We reden door het donkere bos. ‘Eng,’ griezelde Kim.
Ik haalde mijn schouders op. ‘Ik ben het gewend. Ik rijd zo vaak hier ’s avonds… en zonder licht.’
‘Mag dat van je ouders?’ vroeg Kims zus.
‘Nee, maar ik heb geen zin om ze te vragen om me op te halen. Dat duurt in hun geval weer een half uur.’
‘Oh.’
Kims zus stopte voor de oprijlaan. ‘Verder kun je het wel alleen, hè?’
‘Ja, natuurlijk!’ ik gooide de deur dicht en zwaaide even. Toen liep ik door de donkere nacht naar huis.

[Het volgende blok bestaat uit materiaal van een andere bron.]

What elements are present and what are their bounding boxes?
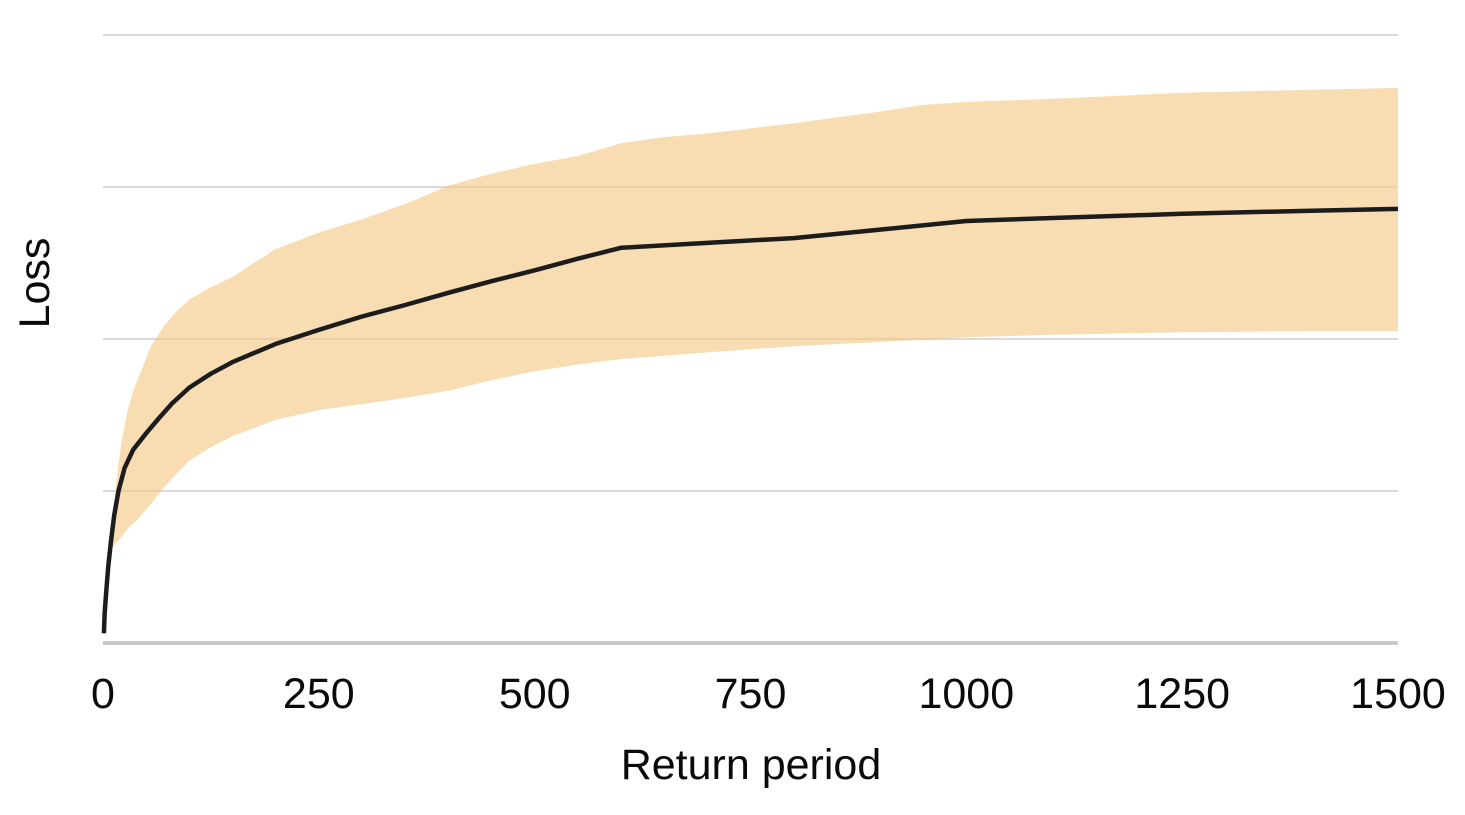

Ik keek naar boven. Het was heel helder. Aan de lucht flonkerden sterren.
Het was volle maan. Wauw.
Ik vergat alle kou en stelde me voor dat Dominic bij me zou zijn.
Wat zou dat fantastisch zijn.
Lekker romantisch, naar de sterretjes kijken, dacht ik grinnikend. Dat was zo standaard.
Maar het bleef leuk. Gezellig met z’n tweetjes in het donker.
De buitenlamp floepte aan en direct waren al mijn romantische gedachten verdwenen. Gauw naar bed.